Yesterday I increased the ad budget again, adding another £20 to try and push sales later in the day.
We ended up at $1,176 in sales, so a solid day overall.
Ad spend came in at £487. I’d set the budget to £460, so it overspent by around £25–£30, which is pretty normal. Usually it’ll rebalance by underspending another day.
That £487 works out to about $653 in ad spend, which means profit was $523. Not quite a full double, but pretty close, and $523 profit in a day is a good result.
Today so far we’re at $451 at 11:30am. It looks low on the chart, but it’s still early, and we’ve seen before that some days crawl and some days take off. We’ll see how it goes.
January Focus Recap
The January plan is still the same two priorities. First, reduce cost per customer acquisition.

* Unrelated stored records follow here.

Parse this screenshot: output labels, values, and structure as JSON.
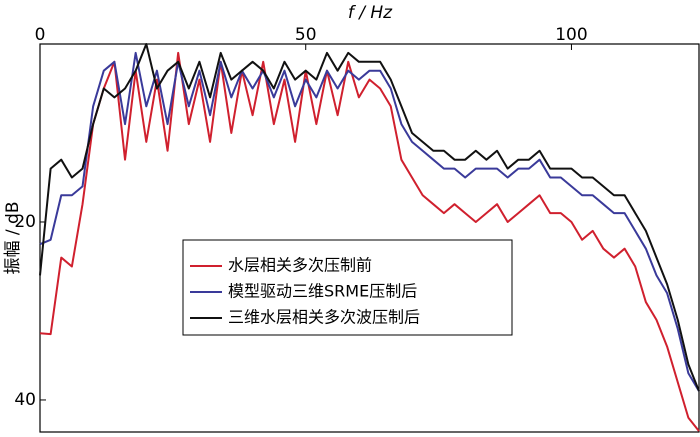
{
  "chart_data": {
    "type": "line",
    "x_label": "f / Hz",
    "y_label": "振幅 / dB",
    "x": [
      0,
      2,
      4,
      6,
      8,
      10,
      12,
      14,
      16,
      18,
      20,
      22,
      24,
      26,
      28,
      30,
      32,
      34,
      36,
      38,
      40,
      42,
      44,
      46,
      48,
      50,
      52,
      54,
      56,
      58,
      60,
      62,
      64,
      66,
      68,
      70,
      72,
      74,
      76,
      78,
      80,
      82,
      84,
      86,
      88,
      90,
      92,
      94,
      96,
      98,
      100,
      102,
      104,
      106,
      108,
      110,
      112,
      114,
      116,
      118,
      120,
      122,
      124
    ],
    "series": [
      {
        "name": "水层相关多次压制前",
        "color": "#d0202e",
        "values": [
          32.5,
          32.6,
          24,
          25,
          18,
          9,
          5,
          2,
          13,
          3,
          11,
          4,
          12,
          1,
          9,
          4,
          11,
          2,
          10,
          3,
          8,
          2,
          9,
          4,
          11,
          3,
          9,
          3,
          8,
          2,
          6,
          4,
          5,
          7,
          13,
          15,
          17,
          18,
          19,
          18,
          19,
          20,
          19,
          18,
          20,
          19,
          18,
          17,
          19,
          19,
          20,
          22,
          21,
          23,
          24,
          23,
          25,
          29,
          31,
          34,
          38,
          42,
          43.5
        ]
      },
      {
        "name": "模型驱动三维SRME压制后",
        "color": "#3a3a9a",
        "values": [
          22.5,
          22,
          17,
          17,
          16,
          7,
          3,
          2,
          9,
          1,
          7,
          3,
          9,
          2,
          7,
          3,
          8,
          2,
          6,
          3,
          5,
          3,
          6,
          3,
          7,
          4,
          6,
          3,
          5,
          3,
          4,
          3,
          3,
          5,
          9,
          11,
          12,
          13,
          14,
          14,
          15,
          14,
          14,
          14,
          15,
          14,
          14,
          13,
          15,
          15,
          16,
          17,
          17,
          18,
          19,
          19,
          21,
          23,
          26,
          28,
          32,
          37,
          39
        ]
      },
      {
        "name": "三维水层相关多次波压制后",
        "color": "#111111",
        "values": [
          26,
          14,
          13,
          15,
          14,
          9,
          5,
          6,
          5,
          3,
          0,
          5,
          3,
          2,
          5,
          2,
          6,
          1,
          4,
          3,
          2,
          3,
          5,
          2,
          4,
          3,
          4,
          1,
          3,
          1,
          2,
          2,
          2,
          4,
          7,
          10,
          11,
          12,
          12,
          13,
          13,
          12,
          13,
          12,
          14,
          13,
          13,
          12,
          14,
          14,
          14,
          15,
          15,
          16,
          17,
          17,
          19,
          21,
          24,
          27,
          31,
          36,
          39
        ]
      }
    ],
    "xlim": [
      0,
      124
    ],
    "xticks": [
      0,
      50,
      100
    ],
    "ylim": [
      43.6,
      0
    ],
    "yticks": [
      20,
      40
    ]
  }
}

Second, increase 60-day customer value (what people spend after the initial purchase, where most of the back-end sales usually happen).
To reduce CPA, I’m doing two things: adding more creative and split testing the landing page. The landing page split test is the first one to go live, and that’s what today is about.
The Split Test
The idea behind this test is simple. What happens if I strip away most of the design elements and make the page feel more like pure information, rather than a “designed” sales page.
I’ve split tested lots of other parts of the page already, so this felt like a clean experiment to run next.
Control page (current winner)
This is the existing page, with a bit of colour, a reversed-out heading, and the current layout that’s been working.
Test page (new variant)
This is the stripped-back version. It’s mostly black and white, with minimal styling, and the headline is the first thing you see (I removed the very top header).
I haven’t changed any of the wording. I’ve mainly opened up spacing around headings and sections to make it easier to read and skim. There are still a couple of colour images, but overall it’s deliberately “anti-design”.
Will it beat the control? I’ve got no idea. We’ll need the data.
How Long I’ll Run It
Unless the new page performs disastrously, I’ll likely run this for the rest of the month so we get a meaningful amount of traffic through both pages.
We should start getting early signals within a few days, but I want enough volume to make a confident call.
Next Up
Tomorrow I’ll move onto the ad creative side. I’ll be honest, I’m cautious about touching a campaign that’s working, because it can be surprisingly fragile.
So rather than heavy edits, I’ll probably duplicate ad sets and run new creative in parallel, so I’m adding variety without disrupting the existing setup too much.
Once the landing page test and new creative are running in the background, I’ll start digging into the post-purchase sequence.
That’s the big lever for increasing 60-day value, and it’s pretty clear I’m not doing enough with it right now.
That’s all for today. I’ll catch up with you again tomorrow.